====== Quick project: filtering out corrupted gifs [python] ======
{{tag>dev python nervproj}}
Hi guys! So here is another "quick project" article, this time about filtering valid vs corrupted gif images from a given folder. The context is simple: I've been downloading a collection of gifs as a torrent, but unfortunately that download is stuck at 92% so I don't think I will ever get the full collection.
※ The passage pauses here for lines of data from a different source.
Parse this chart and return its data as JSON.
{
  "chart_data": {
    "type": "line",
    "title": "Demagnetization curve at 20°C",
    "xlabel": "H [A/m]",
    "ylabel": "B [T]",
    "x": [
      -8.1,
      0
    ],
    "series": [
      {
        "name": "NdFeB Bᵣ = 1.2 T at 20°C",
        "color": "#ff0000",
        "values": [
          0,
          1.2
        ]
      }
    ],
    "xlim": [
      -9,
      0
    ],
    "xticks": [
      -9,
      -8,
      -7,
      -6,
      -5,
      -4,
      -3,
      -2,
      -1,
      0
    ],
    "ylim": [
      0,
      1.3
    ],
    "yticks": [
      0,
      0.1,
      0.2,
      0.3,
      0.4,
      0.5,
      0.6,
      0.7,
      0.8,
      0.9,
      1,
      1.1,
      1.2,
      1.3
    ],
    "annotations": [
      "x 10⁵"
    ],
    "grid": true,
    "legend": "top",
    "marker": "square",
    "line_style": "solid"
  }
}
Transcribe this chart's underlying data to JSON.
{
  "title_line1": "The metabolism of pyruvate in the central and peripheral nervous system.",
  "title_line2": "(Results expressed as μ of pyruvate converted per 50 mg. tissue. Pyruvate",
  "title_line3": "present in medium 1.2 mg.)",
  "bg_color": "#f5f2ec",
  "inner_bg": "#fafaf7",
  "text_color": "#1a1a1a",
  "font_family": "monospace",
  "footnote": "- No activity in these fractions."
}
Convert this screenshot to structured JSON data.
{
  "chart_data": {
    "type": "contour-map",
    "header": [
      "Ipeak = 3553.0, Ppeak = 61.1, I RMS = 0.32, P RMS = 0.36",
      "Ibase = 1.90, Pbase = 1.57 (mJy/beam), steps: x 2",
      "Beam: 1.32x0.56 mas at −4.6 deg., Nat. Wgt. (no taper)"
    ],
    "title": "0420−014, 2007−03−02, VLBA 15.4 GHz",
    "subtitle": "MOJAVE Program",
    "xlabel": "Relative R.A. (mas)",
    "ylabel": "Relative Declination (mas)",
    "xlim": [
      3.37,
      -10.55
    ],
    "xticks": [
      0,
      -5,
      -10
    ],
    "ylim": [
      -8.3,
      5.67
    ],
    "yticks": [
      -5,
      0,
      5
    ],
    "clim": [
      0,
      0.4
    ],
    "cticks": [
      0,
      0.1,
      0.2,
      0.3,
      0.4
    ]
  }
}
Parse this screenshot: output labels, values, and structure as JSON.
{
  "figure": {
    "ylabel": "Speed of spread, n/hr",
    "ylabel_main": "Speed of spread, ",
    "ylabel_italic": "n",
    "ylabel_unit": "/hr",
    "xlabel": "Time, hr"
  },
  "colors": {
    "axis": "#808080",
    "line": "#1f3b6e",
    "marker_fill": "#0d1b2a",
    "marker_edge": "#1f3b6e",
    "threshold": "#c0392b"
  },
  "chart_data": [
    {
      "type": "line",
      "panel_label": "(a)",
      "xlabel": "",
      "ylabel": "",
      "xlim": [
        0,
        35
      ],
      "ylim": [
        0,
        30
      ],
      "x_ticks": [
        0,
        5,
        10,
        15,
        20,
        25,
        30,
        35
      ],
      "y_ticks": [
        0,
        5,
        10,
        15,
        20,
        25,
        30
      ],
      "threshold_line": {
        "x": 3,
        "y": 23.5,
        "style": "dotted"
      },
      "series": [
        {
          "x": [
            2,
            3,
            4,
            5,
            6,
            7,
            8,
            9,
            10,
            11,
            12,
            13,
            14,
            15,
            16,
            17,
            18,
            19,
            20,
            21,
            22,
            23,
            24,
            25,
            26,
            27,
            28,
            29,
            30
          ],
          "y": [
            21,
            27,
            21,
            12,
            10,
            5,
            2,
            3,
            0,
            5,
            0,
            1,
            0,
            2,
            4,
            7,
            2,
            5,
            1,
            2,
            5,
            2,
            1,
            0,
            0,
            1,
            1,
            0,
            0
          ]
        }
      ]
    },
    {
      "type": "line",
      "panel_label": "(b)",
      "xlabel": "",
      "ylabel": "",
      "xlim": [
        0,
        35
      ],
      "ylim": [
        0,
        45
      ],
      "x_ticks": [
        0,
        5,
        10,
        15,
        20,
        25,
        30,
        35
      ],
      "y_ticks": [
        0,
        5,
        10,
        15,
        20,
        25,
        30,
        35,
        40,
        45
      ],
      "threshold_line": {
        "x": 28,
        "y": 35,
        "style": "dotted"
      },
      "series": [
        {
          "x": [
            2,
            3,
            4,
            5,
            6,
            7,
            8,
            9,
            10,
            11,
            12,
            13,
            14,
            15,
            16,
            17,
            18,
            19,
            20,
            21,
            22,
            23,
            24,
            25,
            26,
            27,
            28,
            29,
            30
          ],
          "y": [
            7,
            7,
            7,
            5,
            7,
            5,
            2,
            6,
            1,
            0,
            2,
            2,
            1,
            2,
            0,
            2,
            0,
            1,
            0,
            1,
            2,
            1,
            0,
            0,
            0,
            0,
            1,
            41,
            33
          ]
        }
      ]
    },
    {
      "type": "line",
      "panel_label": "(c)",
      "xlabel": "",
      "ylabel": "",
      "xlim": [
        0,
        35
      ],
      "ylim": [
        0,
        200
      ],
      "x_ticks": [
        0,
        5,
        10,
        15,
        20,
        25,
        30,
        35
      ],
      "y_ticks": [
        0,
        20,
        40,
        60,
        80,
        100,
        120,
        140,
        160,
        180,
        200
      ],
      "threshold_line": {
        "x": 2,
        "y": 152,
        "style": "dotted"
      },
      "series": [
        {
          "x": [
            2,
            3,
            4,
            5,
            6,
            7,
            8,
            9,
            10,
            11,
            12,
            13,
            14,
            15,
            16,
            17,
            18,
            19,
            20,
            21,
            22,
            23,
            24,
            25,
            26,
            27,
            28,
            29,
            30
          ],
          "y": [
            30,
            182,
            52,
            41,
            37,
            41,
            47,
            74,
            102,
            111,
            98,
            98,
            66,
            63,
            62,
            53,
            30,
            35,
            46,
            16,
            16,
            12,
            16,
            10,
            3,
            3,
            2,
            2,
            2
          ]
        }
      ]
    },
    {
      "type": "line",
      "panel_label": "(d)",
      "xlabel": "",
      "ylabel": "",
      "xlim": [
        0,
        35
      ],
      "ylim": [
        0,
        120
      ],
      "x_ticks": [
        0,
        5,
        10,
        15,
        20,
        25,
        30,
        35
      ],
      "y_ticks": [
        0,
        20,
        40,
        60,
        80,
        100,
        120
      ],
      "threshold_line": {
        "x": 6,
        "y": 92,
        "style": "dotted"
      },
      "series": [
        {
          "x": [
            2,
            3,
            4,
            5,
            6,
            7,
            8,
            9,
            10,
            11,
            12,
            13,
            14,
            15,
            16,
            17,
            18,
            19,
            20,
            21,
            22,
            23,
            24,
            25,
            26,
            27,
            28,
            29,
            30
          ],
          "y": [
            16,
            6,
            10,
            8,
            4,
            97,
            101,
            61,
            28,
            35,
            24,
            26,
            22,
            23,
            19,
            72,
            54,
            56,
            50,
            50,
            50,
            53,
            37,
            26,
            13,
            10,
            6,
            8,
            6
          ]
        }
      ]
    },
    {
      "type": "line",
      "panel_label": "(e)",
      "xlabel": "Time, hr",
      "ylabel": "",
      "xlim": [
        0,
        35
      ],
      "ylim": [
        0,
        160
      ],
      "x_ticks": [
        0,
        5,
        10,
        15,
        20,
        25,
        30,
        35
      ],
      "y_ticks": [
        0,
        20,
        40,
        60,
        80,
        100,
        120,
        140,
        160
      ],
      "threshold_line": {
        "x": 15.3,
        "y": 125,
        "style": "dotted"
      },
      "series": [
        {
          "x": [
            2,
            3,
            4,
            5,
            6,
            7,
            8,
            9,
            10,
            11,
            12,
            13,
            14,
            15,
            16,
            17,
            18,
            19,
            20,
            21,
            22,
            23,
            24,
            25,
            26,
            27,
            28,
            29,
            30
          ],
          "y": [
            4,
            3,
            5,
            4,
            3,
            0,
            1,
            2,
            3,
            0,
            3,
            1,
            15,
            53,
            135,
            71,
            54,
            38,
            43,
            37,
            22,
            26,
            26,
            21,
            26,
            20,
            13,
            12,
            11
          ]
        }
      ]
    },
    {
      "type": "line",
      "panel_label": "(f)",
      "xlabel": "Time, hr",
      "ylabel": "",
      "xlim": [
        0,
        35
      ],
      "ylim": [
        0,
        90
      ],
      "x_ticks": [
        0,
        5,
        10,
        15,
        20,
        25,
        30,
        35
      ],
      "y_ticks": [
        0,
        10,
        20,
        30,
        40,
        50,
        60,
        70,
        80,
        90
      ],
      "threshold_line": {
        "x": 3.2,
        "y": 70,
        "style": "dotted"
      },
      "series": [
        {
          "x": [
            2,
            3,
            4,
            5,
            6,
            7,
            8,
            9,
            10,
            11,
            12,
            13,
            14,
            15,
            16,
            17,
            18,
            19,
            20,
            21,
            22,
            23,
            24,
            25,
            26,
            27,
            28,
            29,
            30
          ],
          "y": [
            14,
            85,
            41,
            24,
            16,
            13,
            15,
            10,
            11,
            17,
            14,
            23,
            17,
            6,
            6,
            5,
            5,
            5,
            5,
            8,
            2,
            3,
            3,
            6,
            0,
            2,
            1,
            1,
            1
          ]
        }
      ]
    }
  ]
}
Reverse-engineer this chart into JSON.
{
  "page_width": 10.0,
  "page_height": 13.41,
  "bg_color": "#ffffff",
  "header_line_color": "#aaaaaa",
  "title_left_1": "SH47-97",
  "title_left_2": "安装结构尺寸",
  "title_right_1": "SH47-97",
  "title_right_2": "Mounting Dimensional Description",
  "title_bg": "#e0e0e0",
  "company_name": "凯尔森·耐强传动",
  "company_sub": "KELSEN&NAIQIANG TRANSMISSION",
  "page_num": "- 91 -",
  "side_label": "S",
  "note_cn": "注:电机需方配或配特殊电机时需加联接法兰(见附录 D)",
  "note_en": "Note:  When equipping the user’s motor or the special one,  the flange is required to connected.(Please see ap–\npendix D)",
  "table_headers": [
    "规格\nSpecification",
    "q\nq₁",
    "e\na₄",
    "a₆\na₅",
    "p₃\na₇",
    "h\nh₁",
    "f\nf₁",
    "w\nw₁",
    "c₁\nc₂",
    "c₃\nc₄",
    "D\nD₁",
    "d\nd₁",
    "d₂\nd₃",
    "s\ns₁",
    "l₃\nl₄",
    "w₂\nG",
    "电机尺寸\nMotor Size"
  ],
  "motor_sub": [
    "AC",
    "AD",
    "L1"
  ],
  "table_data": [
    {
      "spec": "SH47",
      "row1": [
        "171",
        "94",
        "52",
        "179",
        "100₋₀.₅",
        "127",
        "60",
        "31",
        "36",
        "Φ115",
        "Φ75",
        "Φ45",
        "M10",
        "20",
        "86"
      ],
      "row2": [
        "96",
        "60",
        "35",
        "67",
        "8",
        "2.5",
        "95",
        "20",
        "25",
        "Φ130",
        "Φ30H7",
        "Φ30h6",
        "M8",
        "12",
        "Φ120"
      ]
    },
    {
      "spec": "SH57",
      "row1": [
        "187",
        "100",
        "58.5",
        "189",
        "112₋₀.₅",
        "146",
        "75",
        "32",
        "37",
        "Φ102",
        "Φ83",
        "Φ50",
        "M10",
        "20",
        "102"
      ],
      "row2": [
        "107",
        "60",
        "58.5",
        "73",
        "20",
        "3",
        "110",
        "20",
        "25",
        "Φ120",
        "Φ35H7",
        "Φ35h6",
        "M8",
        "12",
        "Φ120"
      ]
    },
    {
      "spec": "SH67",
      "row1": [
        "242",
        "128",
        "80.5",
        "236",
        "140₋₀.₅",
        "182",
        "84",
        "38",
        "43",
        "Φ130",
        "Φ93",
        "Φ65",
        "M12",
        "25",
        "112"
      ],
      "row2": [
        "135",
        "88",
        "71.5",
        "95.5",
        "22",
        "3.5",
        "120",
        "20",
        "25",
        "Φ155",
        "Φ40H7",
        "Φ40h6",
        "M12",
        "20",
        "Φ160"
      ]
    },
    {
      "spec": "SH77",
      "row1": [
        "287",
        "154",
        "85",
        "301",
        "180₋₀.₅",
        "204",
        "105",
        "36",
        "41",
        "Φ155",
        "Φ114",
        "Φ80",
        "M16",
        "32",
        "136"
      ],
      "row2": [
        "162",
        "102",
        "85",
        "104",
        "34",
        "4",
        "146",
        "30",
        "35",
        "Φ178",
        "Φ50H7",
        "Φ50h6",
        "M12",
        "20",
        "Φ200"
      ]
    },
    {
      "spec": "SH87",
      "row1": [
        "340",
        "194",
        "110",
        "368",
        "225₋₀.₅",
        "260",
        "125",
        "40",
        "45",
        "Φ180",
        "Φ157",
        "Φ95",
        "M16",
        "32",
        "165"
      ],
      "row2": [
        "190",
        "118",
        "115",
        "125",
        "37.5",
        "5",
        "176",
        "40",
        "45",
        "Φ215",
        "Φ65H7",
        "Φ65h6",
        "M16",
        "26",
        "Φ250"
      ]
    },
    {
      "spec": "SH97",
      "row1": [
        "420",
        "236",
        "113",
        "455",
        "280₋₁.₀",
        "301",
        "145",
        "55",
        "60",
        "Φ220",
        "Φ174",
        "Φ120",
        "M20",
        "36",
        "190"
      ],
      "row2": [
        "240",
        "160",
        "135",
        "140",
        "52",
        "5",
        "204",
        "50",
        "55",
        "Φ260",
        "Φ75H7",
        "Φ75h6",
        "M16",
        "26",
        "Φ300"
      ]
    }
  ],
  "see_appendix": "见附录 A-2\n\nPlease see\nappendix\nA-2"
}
Still some of the files in there are already completely downloaded, so technically I should be able to try to read each of those gif files, and then only keep the valid ones 😉
As usual now, I'm going to build this as a new python utility in my NervProj framework, let's get started!
====== ======
===== Preparing the initial version of the utility component =====
* Here is the initial minimal component class I created: """Module for Coin class definition"""
import logging
from PIL import Image
import PIL
from nvp.nvp_context import NVPContext
from nvp.nvp_component import NVPComponent
logger = logging.getLogger(__name__)
class GifHandler(NVPComponent):
"""Coin component class"""
def __init__(self, ctx: NVPContext):
"""class constructor"""
NVPComponent.__init__(self, ctx)
def process_command(self, cmd):
"""Check if this component can process the given command"""
if cmd == 'filter-valid':
return self.filter_valid_files()
return False
def filter_valid_files(self):
"""Filter the valid gif files from a given folder"""
# Should perform the filtering here.
return True
if __name__ == "__main__":
# Create the context:
context = NVPContext()
# Add our component:
comp = context.register_component("gifhandler", GifHandler(context))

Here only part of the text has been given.